Он видел, как старые профессора просят милостыню, а вчерашние бездельники разъезжают на бронированных лимузинах. Он видел, как некогда процветающие заводы превращаются в руины, а их оборудование распродается за бесценок. Он слышал бесконечные разговоры о «светлом будущем», но чувствовал лишь звенящую пустоту настоящего. «Это и есть их свобода? Это и есть их рынок? Это просто джунгли, где каждый сам за себя, и все жрут друг друга. Какая, к черту, демократия?» — с циничной усмешкой думал Олег, попивая дорогой коньяк в своем роскошном кабинете, откуда открывался вид на обветшалые здания старой Москвы.

Он достиг богатства, о котором его мать и дед не могли и мечтать. У него были деньги, власть, влияние. Но вместо обещанного счастья и удовлетворения он чувствовал лишь опустошение и постоянный, невыносимый страх. Страх быть убитым, ограбленным, подставленным, потерять все в одночасье. Этот страх был его постоянным спутником, разъедающим его изнутри, лишающим сна и покоя. Он не мог доверять никому, даже самому себе. Его успех был парадоксальным: он победил в этой гонке, но ценой собственной души.

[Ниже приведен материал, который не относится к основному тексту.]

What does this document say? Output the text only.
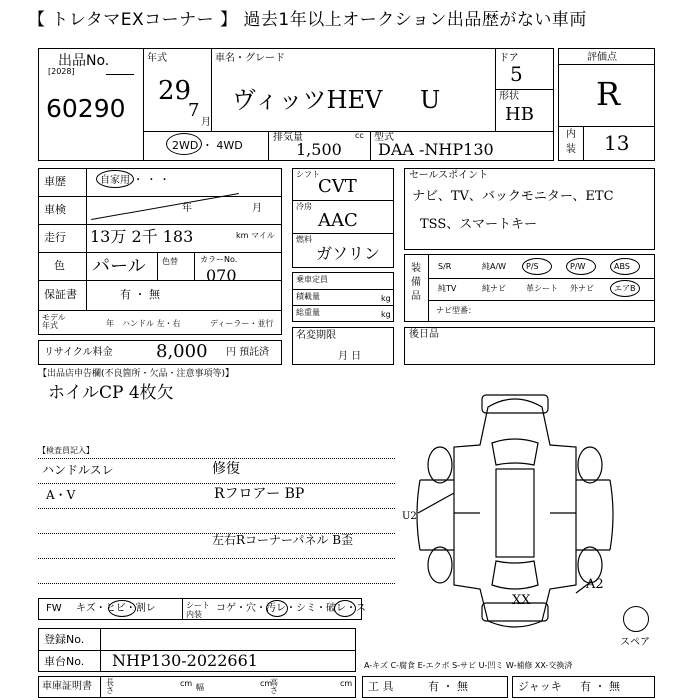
【 トレタマEXコーナー 】 過去1年以上オークション出品歴がない車両
出品No.
[2028]
60290
年式
29
7
月
車名・グレード
ヴィッツHEV U
ドア
5
形状
HB
評価点
R
内
装 13
2WD ・ 4WD
排気量	cc
1,500
型式
DAA -NHP130
車歴	自家用 ・ ・ ・
車検	年	月
走行 13万 2千 183	km マイル
色 パール 色替	カラーNo.
070
保証書	有 ・ 無
モデル年式	年 ハンドル 左・右	ディーラー・並行
リサイクル料金 8,000 円 預託済
シフト
CVT
冷房
AAC
燃料
ガソリン
乗車定員
積載量	kg
総重量	kg
名変期限
月 日
セールスポイント
ナビ、TV、バックモニター、ETC
TSS、スマートキー
装備品
S/R	純A/W P/S	P/W	ABS
純TV	純ナビ	革シート 外ナビ	エアB
ナビ型番：
後日品
【出品店申告欄(不良箇所・欠品・注意事項等)】
ホイルCP 4枚欠
【検査員記入】
ハンドルスレ	修復
A・V	Rフロアー BP
左右Rコーナーパネル B歪
U2
A2
XX
スペア
FW キズ・ヒビ・割レ	シート内装
コゲ・穴・汚レ・シミ・破レ・ス
登録No.
車台No. NHP130-2022661	A-キズ C-腐食 E-エクボ S-サビ U-凹ミ W-補修 XX-交換済
車庫証明書 長さ
cm 幅	cm
高さ
cm 工 具	有 ・ 無	ジャッキ 有 ・ 無
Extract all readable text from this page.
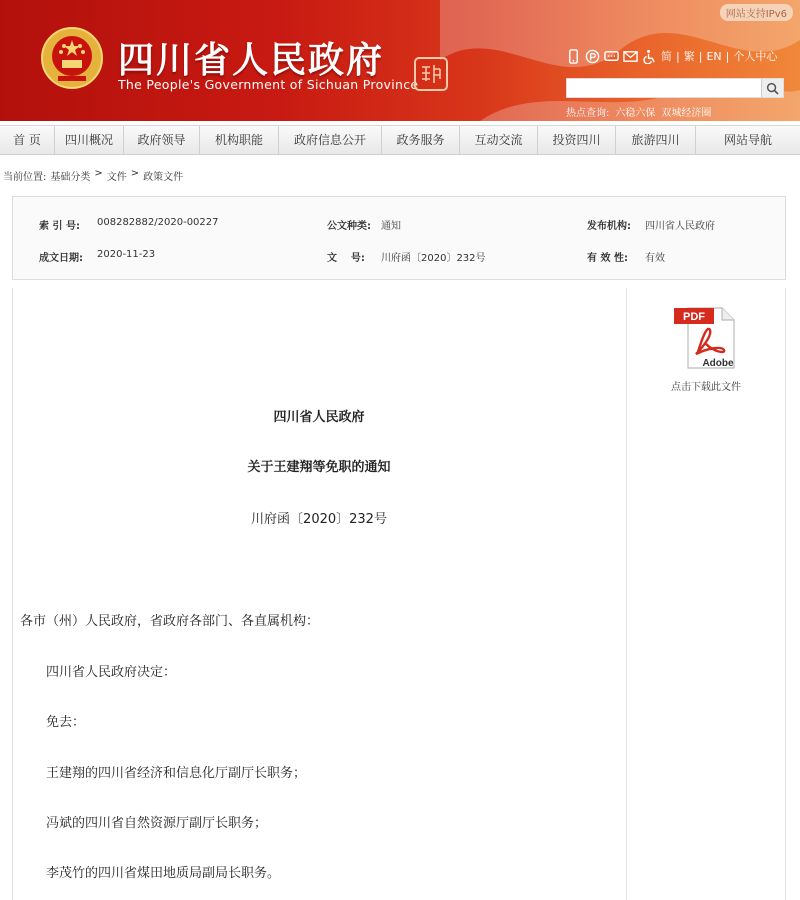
四川省人民政府
The People's Government of Sichuan Province
网站支持IPv6
简 | 繁 | EN | 个人中心
热点查询: 六稳六保 双城经济圈
首 页	四川概况	政府领导	机构职能	政府信息公开	政务服务	互动交流	投资四川	旅游四川	网站导航
当前位置: 基础分类 > 文件 > 政策文件
索 引 号: 008282882/2020-00227	公文种类: 通知	发布机构: 四川省人民政府
成文日期: 2020-11-23	文    号: 川府函〔2020〕232号	有 效 性: 有效
PDF
Adobe
点击下载此文件
四川省人民政府
关于王建翔等免职的通知
川府函〔2020〕232号
各市（州）人民政府，省政府各部门、各直属机构：
四川省人民政府决定：
免去：
王建翔的四川省经济和信息化厅副厅长职务；
冯斌的四川省自然资源厅副厅长职务；
李茂竹的四川省煤田地质局副局长职务。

Олег помнил разговоры с матерью о «великих идеях», о стремлении к истине, о моральных принципах. Он слушал ее, кивал, но в душе смеялся. «Какая истина? Какая мораль? Вот истина — это пачка долларов. Вот мораль — это не дать себя облапошить. А остальное — для романтиков и лузеров», — эти мысли были его щитом от невыносимого чувства вины и опустошения. Но иногда, в редкие минуты слабости, когда он оставался один в своей огромной, пустой квартире, он ощущал, как его накрывает волна безысходности. Он смотрел на сверкающие поверхности, на дорогие картины, на себя в зеркале, и видел лишь чужого, усталого человека, потерявшего что-то важное.

Прежние «скрепы», связанные с выживанием, коллективизмом, смирением перед властью, трансформировались в безудержную, хищную погоню за деньгами и властью. «Авось» стал ставкой в русской рулетке, «свои-чужие» — законом выживания в джунглях, «показуха» — маской успеха, «труд» — способом обмана и передела. Олег был продуктом этой трансформации, ее живым воплощением. Он добился всего, что можно было купить за деньги, но потерял себя в этом безумном шторме. Его «успех» был его приговором. Он был богат, но его душа была опустошена, как опустошенная страна, из которой выкачали все соки, оставив лишь призрачные надежды и жгучие руины.

Иногда он думал о своих предках. О Авдотье, с ее крестьянской покорностью судьбе, о Петре, строившем светлое будущее и «несущем» гвозди домой, о Марине, шепчущей стихи на кухне. Они жили в условиях ограничений, но, казалось, имели в себе больше внутренней целостности. Олег же, получивший «свободу», которую они жаждали, оказался пленником своих собственных амбиций и хищнических инстинктов. Он был королем на пепелище, и это чувство жгло его сильнее, чем любой страх потерять деньги.

Он стоял у окна своего офиса на верхнем этаже бизнес-центра, откуда открывался вид на город, бурлящий в предрассветном сумраке. Внизу зажигались огни новых казино и дорогих ресторанов, мелькали силуэты таких же, как он, ночных воротил. Олег знал, что для многих он был воплощением мечты, символом новой России. Но для него самого он был лишь тенью, потерявшейся в шторме, который он сам и поднял.